ESS is planned to be ready for service by 2020 and will then be the world's strongest neutron source – it could also be called the world's largest microscope. A research centre like this will attract the most talented researchers and students and tip the scales of knowledge in favour of both Sweden and Denmark.
ESS will promote the education and research environment throughout the Øresund region, and will also attract innovative knowledge enterprises, which will have a significant and positive impact on industrial developments in the region.
Promoting the quality of Nordic higher education and research
But how do we make it visible to the rest of the world that the Nordic countries have something quite special to offer in terms of quality in education and research? How do we make the Nordic countries a magnet for students and researchers?
Here, of course, we are competing with the rest of the world. All parties wish to be able to attract the most capable students and the most talented researchers. It has been quite obvious from the ranking lists known to all of us that Nordic educational institutions have found it a little difficult to find their way into the lists.

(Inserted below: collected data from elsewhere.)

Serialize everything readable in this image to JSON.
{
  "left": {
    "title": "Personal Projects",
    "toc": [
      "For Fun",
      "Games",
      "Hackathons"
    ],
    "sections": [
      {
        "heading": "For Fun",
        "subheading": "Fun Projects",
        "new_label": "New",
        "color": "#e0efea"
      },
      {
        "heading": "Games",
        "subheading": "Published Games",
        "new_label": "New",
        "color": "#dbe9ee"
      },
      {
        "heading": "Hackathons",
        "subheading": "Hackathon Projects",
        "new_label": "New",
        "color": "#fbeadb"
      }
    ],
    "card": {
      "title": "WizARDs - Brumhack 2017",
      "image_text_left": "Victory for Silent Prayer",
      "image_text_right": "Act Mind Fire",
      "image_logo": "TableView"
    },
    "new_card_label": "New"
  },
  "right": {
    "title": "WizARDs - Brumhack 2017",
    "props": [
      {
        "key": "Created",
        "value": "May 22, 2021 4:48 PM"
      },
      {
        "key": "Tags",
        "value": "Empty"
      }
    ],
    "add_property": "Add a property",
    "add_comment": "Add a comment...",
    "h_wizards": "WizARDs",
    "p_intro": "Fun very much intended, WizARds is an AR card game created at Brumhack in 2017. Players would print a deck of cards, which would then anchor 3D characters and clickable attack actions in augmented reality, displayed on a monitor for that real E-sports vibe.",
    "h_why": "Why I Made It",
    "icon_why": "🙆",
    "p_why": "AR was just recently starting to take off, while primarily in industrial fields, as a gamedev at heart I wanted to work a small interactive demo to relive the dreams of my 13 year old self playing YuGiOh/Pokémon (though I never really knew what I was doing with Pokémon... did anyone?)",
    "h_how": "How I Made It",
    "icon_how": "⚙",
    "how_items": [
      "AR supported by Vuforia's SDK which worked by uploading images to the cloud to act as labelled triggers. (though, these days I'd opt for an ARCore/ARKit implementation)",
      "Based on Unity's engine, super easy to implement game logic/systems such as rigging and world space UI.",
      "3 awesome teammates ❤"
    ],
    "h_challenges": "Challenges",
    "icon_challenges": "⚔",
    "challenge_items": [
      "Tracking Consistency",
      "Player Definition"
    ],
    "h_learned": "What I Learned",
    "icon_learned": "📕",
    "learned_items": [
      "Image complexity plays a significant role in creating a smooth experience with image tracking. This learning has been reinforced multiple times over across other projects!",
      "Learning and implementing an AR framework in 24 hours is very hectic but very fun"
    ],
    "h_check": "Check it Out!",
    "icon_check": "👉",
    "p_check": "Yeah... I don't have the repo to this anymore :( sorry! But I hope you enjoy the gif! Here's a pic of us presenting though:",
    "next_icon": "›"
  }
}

I am quite aware that measuring the quality of education and research, and for an educational institution to see itself as a figure on a ranking list, can be slightly controversial to some. And I do understand that there are many viewpoints on how to define quality and how we can measure it.

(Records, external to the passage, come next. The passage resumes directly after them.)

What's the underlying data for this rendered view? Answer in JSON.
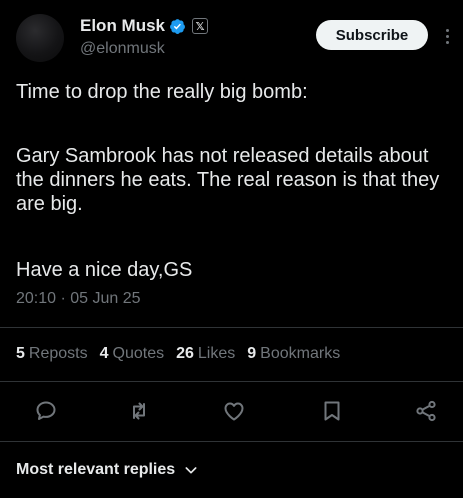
{
  "header": {
    "name": "Elon Musk",
    "handle": "@elonmusk",
    "subscribe_label": "Subscribe",
    "badge_label": "𝕏",
    "verified_color": "#1d9bf0"
  },
  "post": {
    "paragraph1": "Time to drop the really big bomb:",
    "paragraph2": "Gary Sambrook has not released details about the dinners he eats. The real reason is that they are big.",
    "paragraph3": "Have a nice day,GS",
    "timestamp": "20:10 · 05 Jun 25"
  },
  "stats": [
    {
      "count": "5",
      "label": "Reposts"
    },
    {
      "count": "4",
      "label": "Quotes"
    },
    {
      "count": "26",
      "label": "Likes"
    },
    {
      "count": "9",
      "label": "Bookmarks"
    }
  ],
  "actions": [
    "reply-icon",
    "repost-icon",
    "like-icon",
    "bookmark-icon",
    "share-icon"
  ],
  "replies": {
    "sort_label": "Most relevant replies"
  }
}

Another point is that educational institutions have different profiles – both professionally and, not least, if we look at their pedagogical methods. To develop the personal competencies of students may for instance be regarded as a quality in itself.

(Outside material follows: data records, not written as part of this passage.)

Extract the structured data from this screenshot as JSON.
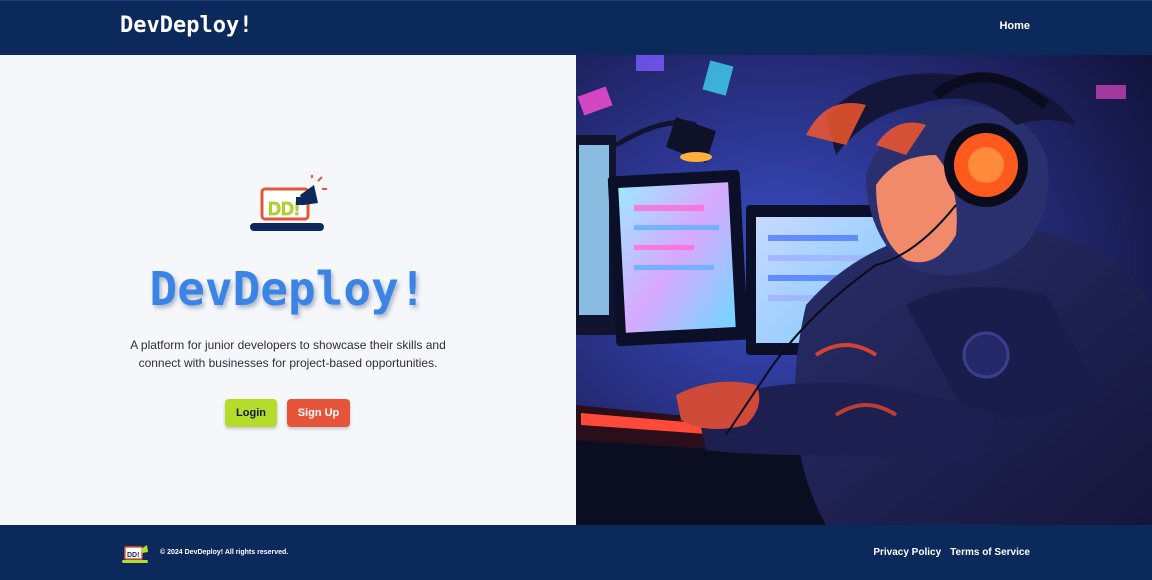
{
  "header": {
    "brand": "DevDeploy!",
    "nav": {
      "home_label": "Home"
    }
  },
  "hero": {
    "logo_text": "DD!",
    "title": "DevDeploy!",
    "description": "A platform for junior developers to showcase their skills and connect with businesses for project-based opportunities.",
    "buttons": {
      "login_label": "Login",
      "signup_label": "Sign Up"
    },
    "image_icon": "developer-illustration"
  },
  "footer": {
    "logo_text": "DD!",
    "copyright": "© 2024 DevDeploy! All rights reserved.",
    "links": {
      "privacy": "Privacy Policy",
      "terms": "Terms of Service"
    }
  },
  "colors": {
    "navy": "#0b2a5b",
    "title_blue": "#3b84e6",
    "login_green": "#b5dc2b",
    "signup_red": "#e6553a",
    "hero_bg": "#f5f7fb"
  }
}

I admit that it is a difficult task to have all this reflected – in a fair manner – in the methods used for international comparisons. But the universities are crucial both in educating highly qualified manpower and in carrying out pioneering research – and so ensuring growth and prosperity in the Nordic countries.
Strong education environments have a positive impact on the surrounding society. It is therefore a declared aim of the Danish Government to have a Danish university among the ten best in Europe in 2010. Another aim of the Danish Government is that all Danish universities should retain or improve the international ranking they have today.
So I very much welcome the European Commission's initiative to develop, at European level, new ranking systems with assessment indicators adapted for European higher education.
In its new "Europe 2020 Strategy", the European Union has also focused on global benchmarking of higher education. But how do we manage to profile Nordic education and research institutions in these international comparisons or ranking lists?
How do we make it visible what the Nordic institutions of higher education are especially good at – and what can contribute to making the Nordic countries an attractive region for education and research? The Nordic challenge now will be to put focus on the assessment indicators that may particularly describe the high Nordic quality that we all know is there.
It is my hope that the Conference today may contribute to bringing us a little closer to the factors that define the very special Nordic quality in education and research. This is a prior condition for many more Nordic education and research institutions finding their way into the ranking lists.
And it is also a condition for the rest of the world being able to realise how good we actually are in the Nordic region in the field of of higher education, research and innovation.
I am sure that greater international visibility and impact will be the way forward in terms of challenging the lack of growth and innovation that can be seen in the Nordic countries at present. For even if we are good – we can always be better. Action speaks louder than words. As Danish Science Minister it is therefore with particular interest that I look forward to the outcome of this Conference.
Welcome, and have a good conference.
*Grundtvig: Danish teacher, writer, poet, philosopher, historian, pastor, and politician (1783-1872). In Danish, the words are: lad det være vor løsen i Nord, frihed for Loke såvel som for Tor.